Anyone who has played a God game like Sim City or Black and White has a sadistic urge to make the lives of the digital beings hell. That is how the filmmakers behind the Belgian fantasy-comedy The Brand New Testament sees God as they take aim against religion.
In The Brand New Testament God (Benoît Poelvoorde) is real – he lives in an apartment in Brussels. He is a drunk who watches sports, dominates over his wife (Yolande Moreau) and 10-year-old daughter Ea (Pili Groyne) and spends most of his time in his Terry Gilliam like office finding ways to make his creation’s life a misery. After a vicious beating, Ea sets out to get revenge against her father, leaking the time of death to everyone on Earth and locking his computer, taking away his power. Ea sets out to see the world for the first time and find her own apostles.
The Brand New Testament is a strange beast of a film, it has an interesting premise for a magical-realist story, and it had a terrific opening act as God and his family live in squalor and Ea sets out to get her revenge. It was a great way to open the movie as God plays with humanity, giving us morals the minor nuisances that are a part of the daily grind of life. This is counter-balanced by God giving Ea a severe beating and Ea announcing to the camera her intent to destroy her father. This act of the movie had a beautiful climax of Ea feeling the rain for the first time.
After this initial 30 minutes The Brand New Testament goes down of a route of directionless wandering. Here Ea goes and finds her apostles, six people she randomly picked who live in the Belgian capital. It is this portion of the movie where people speak to the camera, philosophizing about the new world order and many of them facing their destined date of death. What it boils down to is that even if you think certain things are beyond our control we should live our lives to the fullest; yet the way its presented is like the worst stereotypes of French cinema (I am aware France and Belgium are different nations) – angsty people talking to the camera. It works for Ea since she’s the main character but this approach loses its impact when it’s used to meet new characters.
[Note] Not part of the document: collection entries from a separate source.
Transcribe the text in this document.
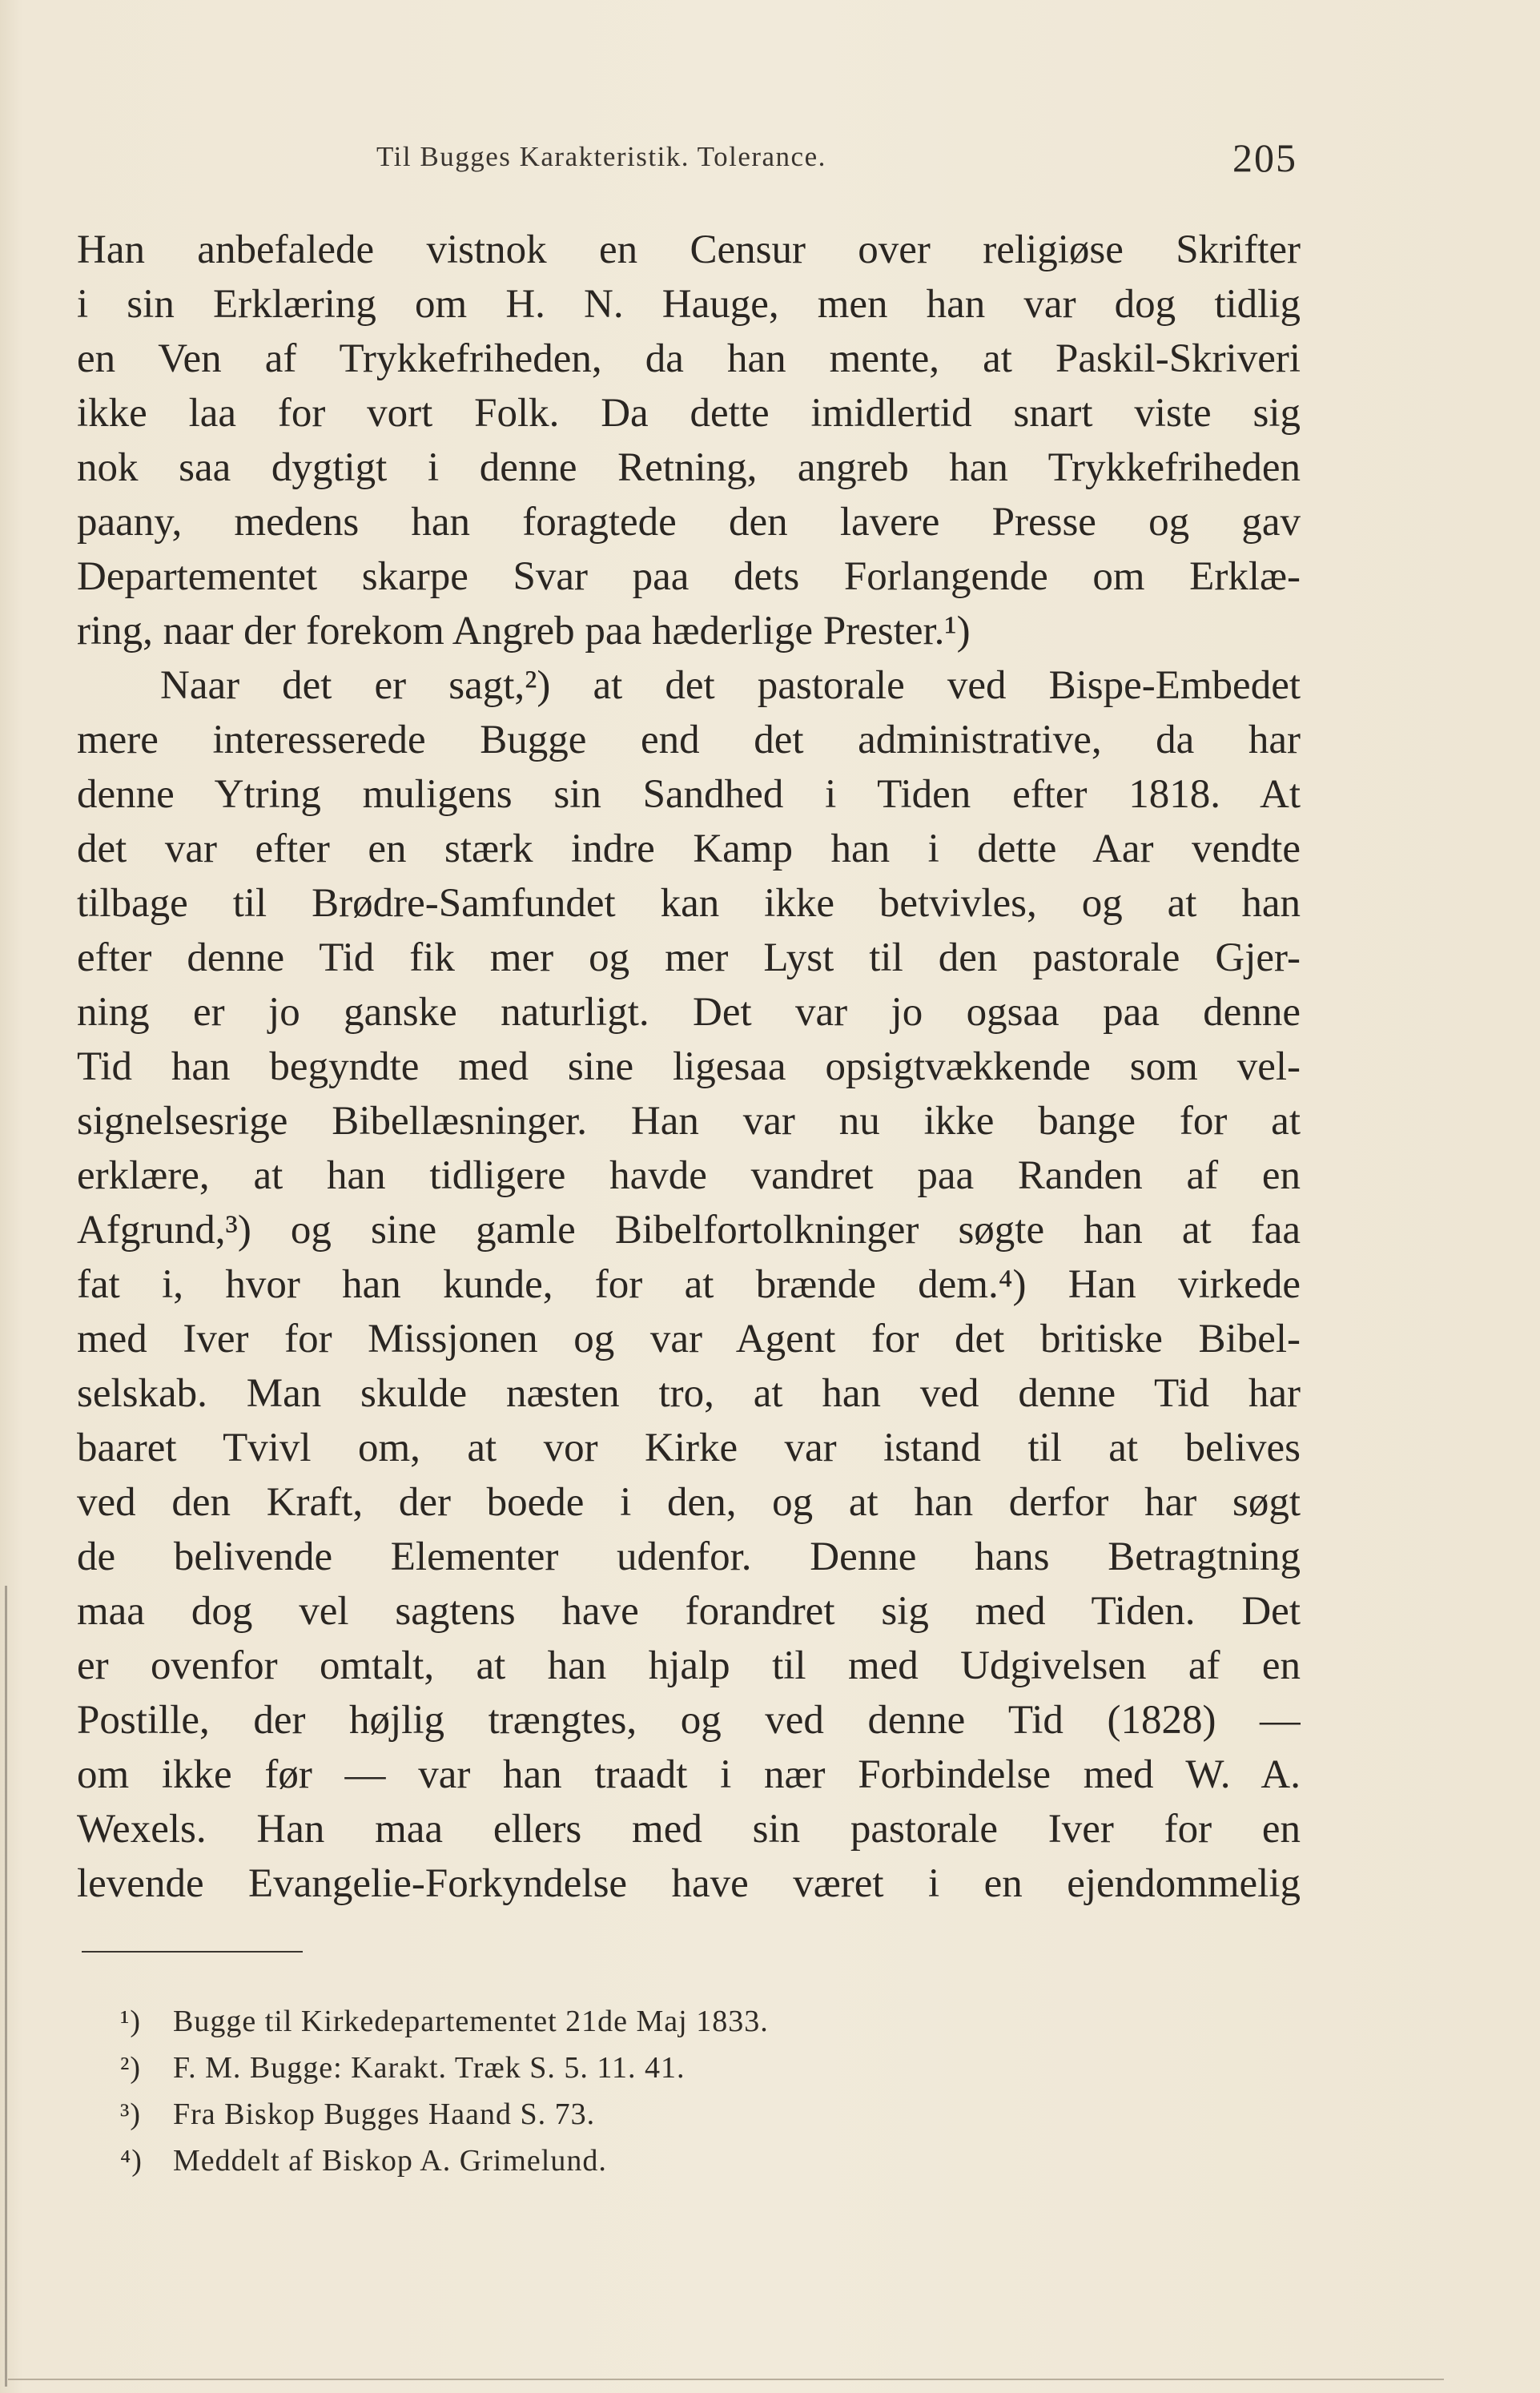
Til Bugges Karakteristik. Tolerance.	205
Han anbefalede vistnok en Censur over religiøse Skrifter
i sin Erklæring om H. N. Hauge, men han var dog tidlig
en Ven af Trykkefriheden, da han mente, at Paskil-Skriveri
ikke laa for vort Folk. Da dette imidlertid snart viste sig
nok saa dygtigt i denne Retning, angreb han Trykkefriheden
paany, medens han foragtede den lavere Presse og gav
Departementet skarpe Svar paa dets Forlangende om Erklæ-
ring, naar der forekom Angreb paa hæderlige Prester.¹)
Naar det er sagt,²) at det pastorale ved Bispe-Embedet
mere interesserede Bugge end det administrative, da har
denne Ytring muligens sin Sandhed i Tiden efter 1818. At
det var efter en stærk indre Kamp han i dette Aar vendte
tilbage til Brødre-Samfundet kan ikke betvivles, og at han
efter denne Tid fik mer og mer Lyst til den pastorale Gjer-
ning er jo ganske naturligt. Det var jo ogsaa paa denne
Tid han begyndte med sine ligesaa opsigtvækkende som vel-
signelsesrige Bibellæsninger. Han var nu ikke bange for at
erklære, at han tidligere havde vandret paa Randen af en
Afgrund,³) og sine gamle Bibelfortolkninger søgte han at faa
fat i, hvor han kunde, for at brænde dem.⁴) Han virkede
med Iver for Missjonen og var Agent for det britiske Bibel-
selskab. Man skulde næsten tro, at han ved denne Tid har
baaret Tvivl om, at vor Kirke var istand til at belives
ved den Kraft, der boede i den, og at han derfor har søgt
de belivende Elementer udenfor. Denne hans Betragtning
maa dog vel sagtens have forandret sig med Tiden. Det
er ovenfor omtalt, at han hjalp til med Udgivelsen af en
Postille, der højlig trængtes, og ved denne Tid (1828) —
om ikke før — var han traadt i nær Forbindelse med W. A.
Wexels. Han maa ellers med sin pastorale Iver for en
levende Evangelie-Forkyndelse have været i en ejendommelig
¹) Bugge til Kirkedepartementet 21de Maj 1833.
²) F. M. Bugge: Karakt. Træk S. 5. 11. 41.
³) Fra Biskop Bugges Haand S. 73.
⁴) Meddelt af Biskop A. Grimelund.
Some moments are genuinely funny, having a dark edge because of the deaths and attempts of deaths, like one woman finding out she only has minutes to live and gets rid of every possible threat and gets killed anyway while a running gag involving one man testing fate. These moments are outweighed by the movie’s attempts to use surreal imaginary which is enough to constitute a joke – the worst offender is one of Ea’s apostles, Martine (Catherine Deneuve), who kicks out her husband so she can have an affair with a gorilla. Even in a movie where God exists with an all-powerful computer and everyone knows their time of death this idea is out of place and unfunny.
Even the film’s use of music is a mixed bag. Ea has the ability to hear people’s heartbeats as music and which was an excuse to hear some famous pieces of classical music and great for fans, adding some emotional resonant. It is a powerful way for Ea to connect with her apostles. However, The Brand New Testament was too reliant on comedy music for its jokes, having no confidence that jokes could not stand on their own. Jokes ended with a trumpet sound which was saying ‘there’s the punchline, now laugh.’ It’s lazy!
Pili Groyne was terrific in the lead role as God’s daughter, giving a mature performance considering her young age. She was a warm, welcoming presence that people could open up to. Groyne’s two standout scenes were the ones straight after her beating where she speaks to the camera about her desire for revenge and a montage where Ea spends her time with a boy who has only a week to live.
The Brand New Testament has a terrific opening that could have worked as a short film but was hampered by its lack of direction in its second and third act and not as insightful or funny as it thinks it is. Groyne is a young actress with a great future ahead of her if she decides to stay in the profession. She was the bright spot of the movie.